Complementing @sangamon answer, I would like to share my story with the typelevel ecosystem, it may
During my first years learning Scala I found myself searching and searching again and again how to combine two Maps[String, Int]
where for the same keys I wanted the values to be added together.
And the best answer was “Use the Monoid
operator |+|
provided by cats (actually scalaz by that time, but whatever)”. However, I always thought that adding a “big” library just for one method was not a good idea (I somewhat now regret that decision, because it wouldn’t have been just one thing).
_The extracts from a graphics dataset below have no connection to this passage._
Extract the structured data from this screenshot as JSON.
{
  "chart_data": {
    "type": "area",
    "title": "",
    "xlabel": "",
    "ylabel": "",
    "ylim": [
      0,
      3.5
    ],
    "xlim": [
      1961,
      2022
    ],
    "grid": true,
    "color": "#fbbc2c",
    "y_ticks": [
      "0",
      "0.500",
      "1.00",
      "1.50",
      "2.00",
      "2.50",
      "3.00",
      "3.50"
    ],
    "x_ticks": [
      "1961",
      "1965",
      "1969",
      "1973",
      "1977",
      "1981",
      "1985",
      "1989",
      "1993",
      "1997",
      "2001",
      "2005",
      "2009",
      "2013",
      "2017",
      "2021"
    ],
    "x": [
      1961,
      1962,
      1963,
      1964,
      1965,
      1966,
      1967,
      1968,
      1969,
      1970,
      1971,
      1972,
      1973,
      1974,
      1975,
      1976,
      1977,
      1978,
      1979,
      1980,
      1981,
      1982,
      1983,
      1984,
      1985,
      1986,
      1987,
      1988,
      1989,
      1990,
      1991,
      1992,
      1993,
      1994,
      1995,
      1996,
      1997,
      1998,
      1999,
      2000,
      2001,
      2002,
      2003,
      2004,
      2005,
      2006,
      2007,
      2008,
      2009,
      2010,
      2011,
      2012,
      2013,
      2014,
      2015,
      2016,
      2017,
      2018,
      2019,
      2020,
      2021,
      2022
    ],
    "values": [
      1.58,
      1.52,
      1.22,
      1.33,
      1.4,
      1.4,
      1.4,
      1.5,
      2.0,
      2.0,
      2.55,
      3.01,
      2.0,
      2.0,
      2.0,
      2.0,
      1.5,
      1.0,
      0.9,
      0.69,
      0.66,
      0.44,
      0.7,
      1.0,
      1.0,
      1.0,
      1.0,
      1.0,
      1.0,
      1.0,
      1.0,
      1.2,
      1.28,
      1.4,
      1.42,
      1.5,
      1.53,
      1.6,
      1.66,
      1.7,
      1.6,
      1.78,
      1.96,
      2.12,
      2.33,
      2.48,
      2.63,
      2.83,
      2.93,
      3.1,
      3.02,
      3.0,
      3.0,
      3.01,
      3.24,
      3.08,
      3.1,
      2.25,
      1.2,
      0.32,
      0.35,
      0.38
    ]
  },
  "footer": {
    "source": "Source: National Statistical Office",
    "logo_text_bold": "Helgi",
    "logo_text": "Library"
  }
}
At some point, I found myself with the necessity to encode some case classes as JSONs and send those through an HTTP endpoint. After googling I found that I could use circe for the first and http4s for the second and that it supported the former out of the box. Nevertheless, that implied using a lot of things like the mysterious IO
monad and of course having cats in scope.
That moment was an inflexion point for me, I joined the gitter channel, started to watch a lot of talks, read the “Scala with cats” book, etc (it was also what later impulses me to answer questions like this one, or in SO; and to contribute to OSS projects. But, that is another story).
In summary, I first just read enough to make the code compile but then I got interested in this functional approach of doing things and wanted to understand even more. I started to use functions provided by cats in my code, i started to use the IO
thing for more things and eventually I switched my main to be using IOApp
. And then the next project I started I used cats-effect right from the beginning.
TL;DR;
I agree that you may just add cats to a codebase and use it as a tool-box library (similar to the apache commons / utils in Java). As you become more familiar with the library you will see that you can use it in more places.
Latter, you may look into cats-effect, understand why it exists and which problems does it solves. If you are sold on the ideas of referential transparency & composition and agree that an IO
Monad is a good way to handle side effects, then things like fs2, http4s, refined, shapeless, etc all make sense; since at the end all aim to the same objective, making it easier to reason about your code.